Both Republican and Democratic incumbents can be appropriate targets of this outrage. There are members of both parties in Congress and our state legislatures who are honorable men and women, whose differences involve principled disagreements about the requirements of the public interest and justice on the particular issues they address. But there are scoundrels whose interests center on partisan advantage, benefiting their donors, and enriching themselves. There are incompetents who hew to an ideological perspective without bothering to understand the complexities of the issues before them. It may require a certain diligence on the part of voters, but sorting out the worthy from the unworthy is within our collective capacity.

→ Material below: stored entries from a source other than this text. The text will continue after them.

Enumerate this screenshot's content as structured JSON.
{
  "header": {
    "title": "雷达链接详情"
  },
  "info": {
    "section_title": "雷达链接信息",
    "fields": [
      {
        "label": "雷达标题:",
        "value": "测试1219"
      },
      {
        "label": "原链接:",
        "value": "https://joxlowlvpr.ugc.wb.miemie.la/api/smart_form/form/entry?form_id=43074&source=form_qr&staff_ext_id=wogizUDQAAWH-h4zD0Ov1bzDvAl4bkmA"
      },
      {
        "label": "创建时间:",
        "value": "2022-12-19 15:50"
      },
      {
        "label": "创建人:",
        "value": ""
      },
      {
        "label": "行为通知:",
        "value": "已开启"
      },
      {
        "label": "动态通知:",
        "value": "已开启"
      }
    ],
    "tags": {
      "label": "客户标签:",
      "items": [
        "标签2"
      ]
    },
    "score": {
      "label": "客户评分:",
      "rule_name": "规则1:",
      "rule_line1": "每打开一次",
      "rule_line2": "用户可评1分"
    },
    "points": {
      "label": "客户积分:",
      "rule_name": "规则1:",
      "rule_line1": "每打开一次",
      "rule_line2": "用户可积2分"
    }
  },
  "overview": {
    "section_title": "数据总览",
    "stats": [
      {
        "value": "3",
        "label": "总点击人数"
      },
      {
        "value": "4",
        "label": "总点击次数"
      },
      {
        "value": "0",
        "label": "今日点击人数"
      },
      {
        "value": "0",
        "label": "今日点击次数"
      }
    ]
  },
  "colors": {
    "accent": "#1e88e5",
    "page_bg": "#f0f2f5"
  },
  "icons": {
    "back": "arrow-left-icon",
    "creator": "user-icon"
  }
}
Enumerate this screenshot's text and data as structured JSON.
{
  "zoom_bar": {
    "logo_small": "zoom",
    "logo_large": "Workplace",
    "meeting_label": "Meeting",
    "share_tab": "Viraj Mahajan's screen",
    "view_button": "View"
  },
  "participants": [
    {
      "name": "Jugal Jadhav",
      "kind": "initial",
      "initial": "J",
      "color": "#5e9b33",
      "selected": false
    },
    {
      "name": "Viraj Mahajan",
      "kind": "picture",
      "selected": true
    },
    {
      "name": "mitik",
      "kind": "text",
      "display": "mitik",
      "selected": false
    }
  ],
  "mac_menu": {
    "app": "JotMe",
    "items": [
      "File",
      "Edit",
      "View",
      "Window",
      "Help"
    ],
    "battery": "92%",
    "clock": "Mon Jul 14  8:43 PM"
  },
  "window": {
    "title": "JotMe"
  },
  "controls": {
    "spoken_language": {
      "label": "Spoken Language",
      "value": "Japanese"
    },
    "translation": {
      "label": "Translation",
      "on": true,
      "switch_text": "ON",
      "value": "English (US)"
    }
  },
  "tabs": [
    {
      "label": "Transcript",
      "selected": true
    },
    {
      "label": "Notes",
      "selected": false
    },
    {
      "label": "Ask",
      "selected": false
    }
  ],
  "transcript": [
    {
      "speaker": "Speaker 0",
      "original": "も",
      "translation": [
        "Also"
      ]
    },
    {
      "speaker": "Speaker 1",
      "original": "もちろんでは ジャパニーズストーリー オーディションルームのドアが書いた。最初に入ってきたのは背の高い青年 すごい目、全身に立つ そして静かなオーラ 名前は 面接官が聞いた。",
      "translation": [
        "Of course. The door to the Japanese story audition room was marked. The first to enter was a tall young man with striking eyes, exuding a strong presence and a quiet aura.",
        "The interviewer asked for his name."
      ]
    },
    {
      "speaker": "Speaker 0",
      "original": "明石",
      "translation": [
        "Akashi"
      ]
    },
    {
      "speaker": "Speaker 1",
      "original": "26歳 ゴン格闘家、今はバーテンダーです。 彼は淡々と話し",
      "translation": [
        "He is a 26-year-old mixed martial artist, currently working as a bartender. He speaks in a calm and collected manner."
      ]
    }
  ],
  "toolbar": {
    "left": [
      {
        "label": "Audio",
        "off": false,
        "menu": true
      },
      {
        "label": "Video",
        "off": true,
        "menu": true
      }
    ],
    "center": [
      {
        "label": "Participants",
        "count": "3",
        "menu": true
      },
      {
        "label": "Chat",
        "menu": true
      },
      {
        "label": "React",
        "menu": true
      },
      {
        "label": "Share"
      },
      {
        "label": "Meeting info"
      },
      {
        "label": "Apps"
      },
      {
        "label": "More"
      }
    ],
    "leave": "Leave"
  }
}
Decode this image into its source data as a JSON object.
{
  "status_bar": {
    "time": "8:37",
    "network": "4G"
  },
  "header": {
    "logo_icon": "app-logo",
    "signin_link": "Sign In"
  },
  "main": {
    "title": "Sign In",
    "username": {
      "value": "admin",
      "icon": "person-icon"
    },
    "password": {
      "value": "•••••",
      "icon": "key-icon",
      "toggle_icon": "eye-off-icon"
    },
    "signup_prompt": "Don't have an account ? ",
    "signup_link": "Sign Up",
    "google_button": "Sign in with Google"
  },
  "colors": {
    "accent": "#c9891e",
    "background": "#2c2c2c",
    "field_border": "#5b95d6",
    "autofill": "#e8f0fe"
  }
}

Both John McCain and Barack Obama seem to be honorable men who pledge to fight the corruption and restore democracy, but we must choose between them. If we look beyond the sound bites, the negative accusations, and even the details of their policy positions, is there anything that differentiates them that might be decisive for those of us who are morally indignant and dismayed by our degraded politics? An understanding of the possibility of democratic politics suggests the key difference.
Only a cynic would deny that both McCain and Obama are committed to pursuing the public interest. Their support for the plan to rescue our financial institutions and divert an economic meltdown is one testament to this. But a commitment to the public interest is not the only concern of democratic politics; it must be complemented with a devotion to justice. It is not enough to seek “the greater good,” because such (utilitarian) commitments can lead a political leader to pursue policies that promise to increase overall economic growth, even though that growth may come through processes that are unjust to those sacrificed on the alter of maximizing profits. Such, of course, was the mindset of those who supported the deregulation of financial markets that got us into this mess. Such is the mindset of those whose “rescue” policies focus on coming to the aid of those at the commanding heights of our economy, but are inadequately focused on punishing those responsible for the crisis and rescuing those whose homes are subject to foreclosure, whose retirements have been derailed by the plummeting values of their 401(k) accounts, and whose jobs are endangered by a deep recession.
Are McCain and Obama equally committed to justice? This is a question that should be at the center of our attention in the month ahead.